Sambil masih mengingat Pasal 308 UU No. 8 Tahun 2012, tiba-tiba saja, kalimat judul di atas melintas di kepala saya. Sembari terkekeh sendiri, tak urung timbul pertanyaan menyemburat (begitu saja):
Akibat kemuakan terhadap 'black campaign' (lagi-lagi!) dan oleh karena kecerdasan rakyatnya, apa jadinya, bila dalam pemilu kali ini, angka partisipasi rakyat dalam penggunaan hak pilihnya mendekati '0'% (baca: nol persen)?
Ya, para pemilih yang menggunakan hak coblosnya, paling hanya segelintir orang yang memang benar-benar militan sebagai tim pemenangan dari masing-masing kandidat.

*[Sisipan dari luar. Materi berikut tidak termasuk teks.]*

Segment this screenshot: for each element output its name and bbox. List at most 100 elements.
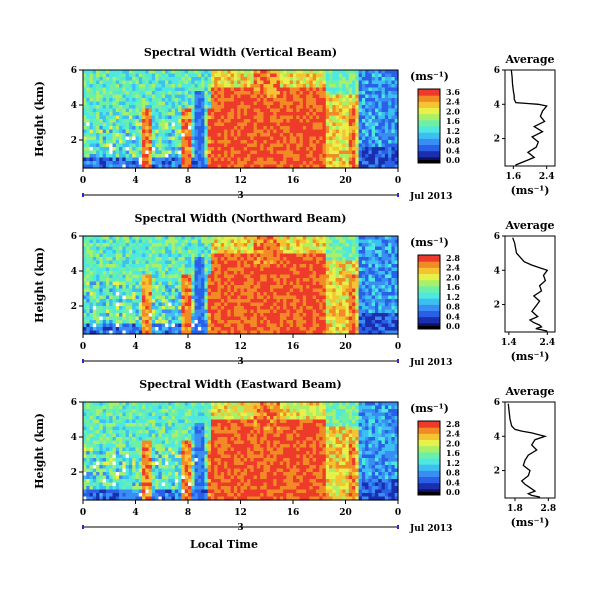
heatmap-cell <box>276 320 281 325</box>
heatmap-cell <box>207 243 212 248</box>
heatmap-cell <box>135 108 140 113</box>
heatmap-cell <box>155 140 160 145</box>
heatmap-cell <box>315 80 320 85</box>
heatmap-cell <box>384 157 389 162</box>
heatmap-cell <box>352 129 356 134</box>
heatmap-cell <box>289 91 294 96</box>
heatmap-cell <box>312 101 317 106</box>
heatmap-cell <box>230 306 235 311</box>
heatmap-cell <box>296 91 301 96</box>
heatmap-cell <box>122 115 127 120</box>
heatmap-cell <box>99 129 104 134</box>
heatmap-cell <box>293 101 297 106</box>
heatmap-cell <box>142 115 146 120</box>
heatmap-cell <box>158 239 163 244</box>
heatmap-cell <box>168 239 173 244</box>
heatmap-cell <box>358 140 363 145</box>
heatmap-cell <box>260 243 265 248</box>
heatmap-cell <box>230 299 235 304</box>
heatmap-cell <box>256 257 261 262</box>
heatmap-cell <box>355 154 360 159</box>
heatmap-cell <box>89 108 94 113</box>
heatmap-cell <box>329 295 333 300</box>
heatmap-cell <box>276 136 281 141</box>
heatmap-cell <box>214 253 219 258</box>
heatmap-cell <box>273 302 278 307</box>
heatmap-cell <box>361 101 366 106</box>
heatmap-cell <box>89 129 94 134</box>
heatmap-cell <box>210 94 215 99</box>
heatmap-cell <box>322 161 327 166</box>
heatmap-cell <box>220 101 225 106</box>
heatmap-cell <box>352 140 356 145</box>
heatmap-cell <box>217 150 222 155</box>
heatmap-cell <box>306 250 311 255</box>
heatmap-cell <box>306 306 311 311</box>
heatmap-cell <box>217 122 222 127</box>
heatmap-cell <box>132 274 137 279</box>
heatmap-cell <box>161 161 166 166</box>
heatmap-cell <box>194 94 199 99</box>
heatmap-cell <box>253 267 258 272</box>
heatmap-cell <box>148 77 153 82</box>
heatmap-cell <box>207 147 212 152</box>
heatmap-cell <box>358 108 363 113</box>
heatmap-cell <box>128 309 133 314</box>
heatmap-cell <box>165 157 169 162</box>
heatmap-cell <box>355 70 360 75</box>
heatmap-cell <box>102 292 107 297</box>
heatmap-cell <box>302 243 307 248</box>
heatmap-cell <box>83 70 87 75</box>
heatmap-cell <box>125 292 130 297</box>
heatmap-cell <box>119 239 123 244</box>
heatmap-cell <box>99 164 104 169</box>
heatmap-cell <box>352 122 356 127</box>
heatmap-cell <box>181 313 186 318</box>
heatmap-cell <box>161 70 166 75</box>
heatmap-cell <box>92 87 97 92</box>
heatmap-cell <box>207 140 212 145</box>
heatmap-cell <box>368 108 373 113</box>
heatmap-cell <box>188 250 192 255</box>
heatmap-cell <box>260 267 265 272</box>
heatmap-cell <box>109 299 114 304</box>
heatmap-cell <box>260 302 265 307</box>
heatmap-cell <box>191 299 196 304</box>
heatmap-cell <box>283 288 288 293</box>
heatmap-cell <box>142 313 146 318</box>
heatmap-cell <box>135 129 140 134</box>
heatmap-cell <box>394 150 399 155</box>
heatmap-cell <box>384 87 389 92</box>
heatmap-cell <box>181 80 186 85</box>
heatmap-cell <box>237 236 242 241</box>
heatmap-cell <box>276 150 281 155</box>
heatmap-cell <box>302 302 307 307</box>
heatmap-cell <box>325 147 330 152</box>
heatmap-cell <box>256 101 261 106</box>
heatmap-cell <box>312 302 317 307</box>
heatmap-cell <box>289 292 294 297</box>
heatmap-cell <box>279 309 284 314</box>
heatmap-cell <box>96 101 101 106</box>
heatmap-cell <box>158 115 163 120</box>
heatmap-cell <box>128 330 133 335</box>
heatmap-cell <box>151 143 156 148</box>
heatmap-cell <box>92 105 97 110</box>
heatmap-cell <box>122 236 127 241</box>
heatmap-cell <box>250 126 255 131</box>
heatmap-cell <box>204 147 209 152</box>
heatmap-cell <box>165 73 169 78</box>
heatmap-cell <box>391 73 396 78</box>
heatmap-cell <box>132 98 137 103</box>
heatmap-cell <box>125 129 130 134</box>
heatmap-cell <box>368 84 373 89</box>
heatmap-cell <box>207 313 212 318</box>
heatmap-cell <box>312 126 317 131</box>
heatmap-cell <box>289 309 294 314</box>
heatmap-cell <box>332 292 337 297</box>
heatmap-cell <box>260 292 265 297</box>
heatmap-cell <box>371 94 376 99</box>
heatmap-cell <box>174 299 179 304</box>
heatmap-cell <box>230 161 235 166</box>
heatmap-cell <box>345 80 350 85</box>
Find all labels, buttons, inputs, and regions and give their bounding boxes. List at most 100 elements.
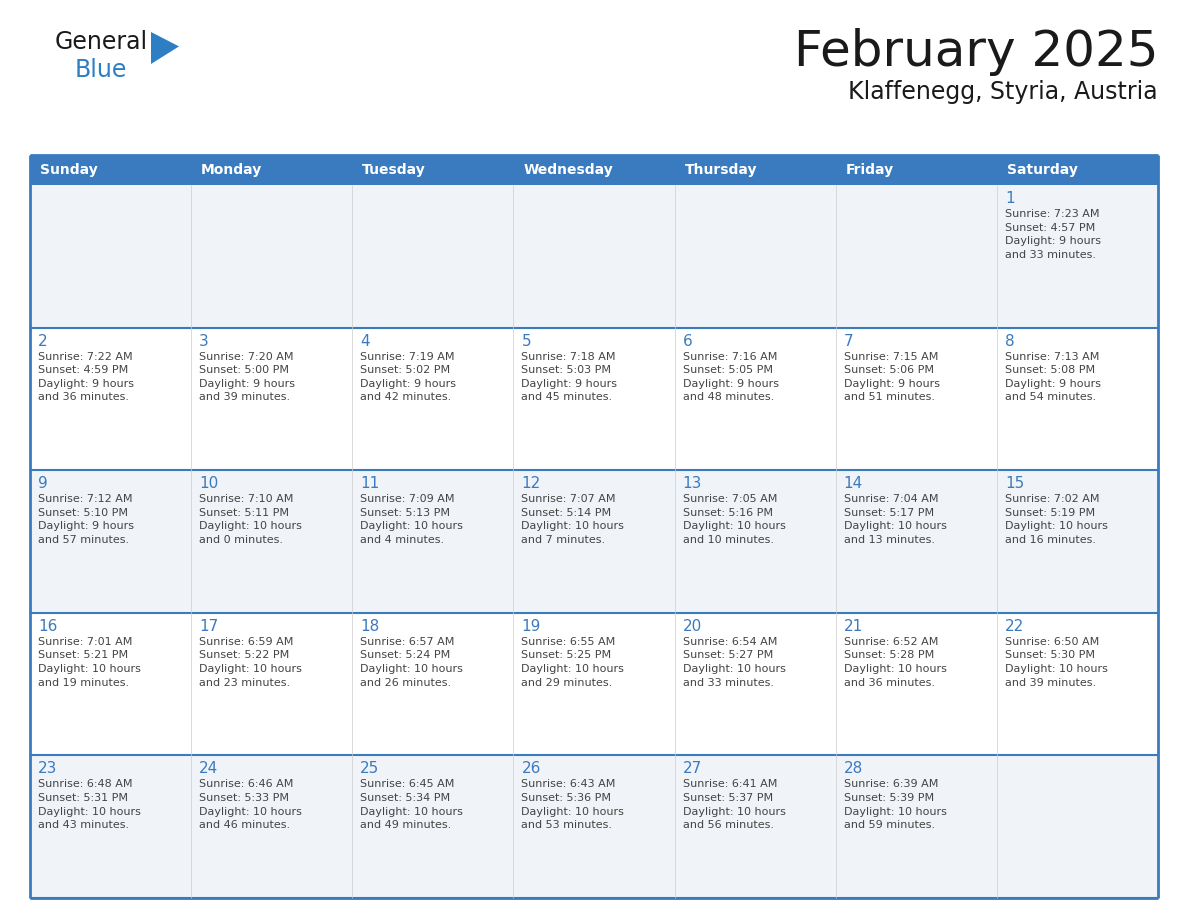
Bar (835, 185, 997, 328)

Terbayangkah, seperti apa keadaannya kemudian? Begitu gemparkah panggung lawak perpolitikan negeri ini?
Terbayangkah, bila negara ini harus merogoh kocek lebih dalam lagi (kalau tidak ngutang!) untuk menyelenggarakan pemilu ulang?
Bila saja pemilu tidak laku, lalu siapa yang akan disalahkan? Para kandidat? Rakyat? Sistemnya?
Lalu, apa antisipasinya? Kadang, sesuatu hal baru terpikir bila (saja) sesuatu hal itu memang benar-benar terjadi....
Terakhir, apakah kalimat judul dan pertanyaan-pertanyaan tersebut di atas juga terpikir oleh Anda? Ataukah terpikir, tapi Anda tidak tertarik menuliskannya di media karena dianggap tabu dalam perpolitikan kita?
Saya tambahkan di sini, siapa bertarung memang harus selalu siap-siap.
Siap menang, siap kalah, siap tidak laku!
Intermezzo!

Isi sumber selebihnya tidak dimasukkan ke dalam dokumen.